Teimou que só a V. S.ª a havia de entregar. - Disse donde vinha? - Não, senhor;
não o quis dizer. - Vai lá chamá-la - mandou, um pouco perturbado - Será de
Maria? - perguntou de si para si, descendo. Tolice minha. Não mandaria cá, não me
escreveria senão por algum motivo de excepcional gravidade.
O Tomás voltou com uma negra, já idosa. Luís de
Castro conheceu-a 1ogo. Era uma criada de Maria
Pulaski, a filha de um joalheiro polaco, havia coisa de dois anos
estabelecido em Lisboa. Castro oprimiu-se de receio. Aquela negra era mais do
que uma simples criada, porque era a confidente de Maria e de Ana Beauchamp,
a dama de companhia da linda filha do
polaco. -Há coisa grave! - pensou, indo para a negra. A mulher segredou-lhe
umas palavras que o guarda-portão não podia ouvir, e entregou-lhe uma carta. Muito
comovido, Luís de Castro aperrou na mão, febrilmente, aquele pedaço de papel e
despediu a negra, dando-lhe recatadamente uma moeda de prata.

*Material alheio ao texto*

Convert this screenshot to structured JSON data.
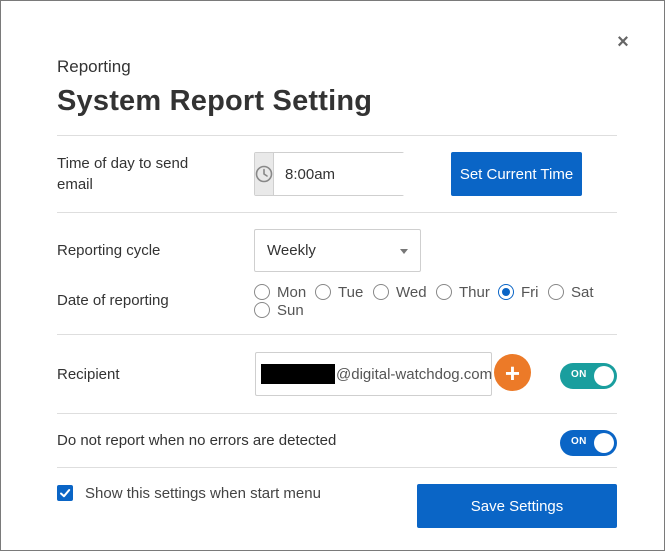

A serva foi para o portão, embiocou-se muito no
capuz redondo do seu capote encarnado, que só usava por disfarce, espreitou
para fora como se receasse algum encontro indiscreto, e meteu rapidamente pelo
caminho de Lisboa. Encostado ao balaústre de mármore, Luís de Castro abriu a
carta com nervosa impaciência. Leu-a num relance de olhos e fez-se pálido. Dobrou-a
apreensivo, guardou-a no peito da farda e subiu a escada lentamente. -
Suspeitas! Ameaças! - Ia dizendo consigo – Um plano de fuga... Não! A isso me
hei-de eu opor. Atravesso-me eu no caminho deles. Não deixarei que ma levem,
ainda que tenha de fazer uma loucura. Seja o que for! Em cima encontrou uma
criada. - Minha mãe? - Espera por V. S.ª na sala de jantar. - Vá dizer-lhe que
vou já». In António Campos Júnior, A Filha do Polaco, romance histórico,
Livraria Romano Torres, Lisboa, 1960.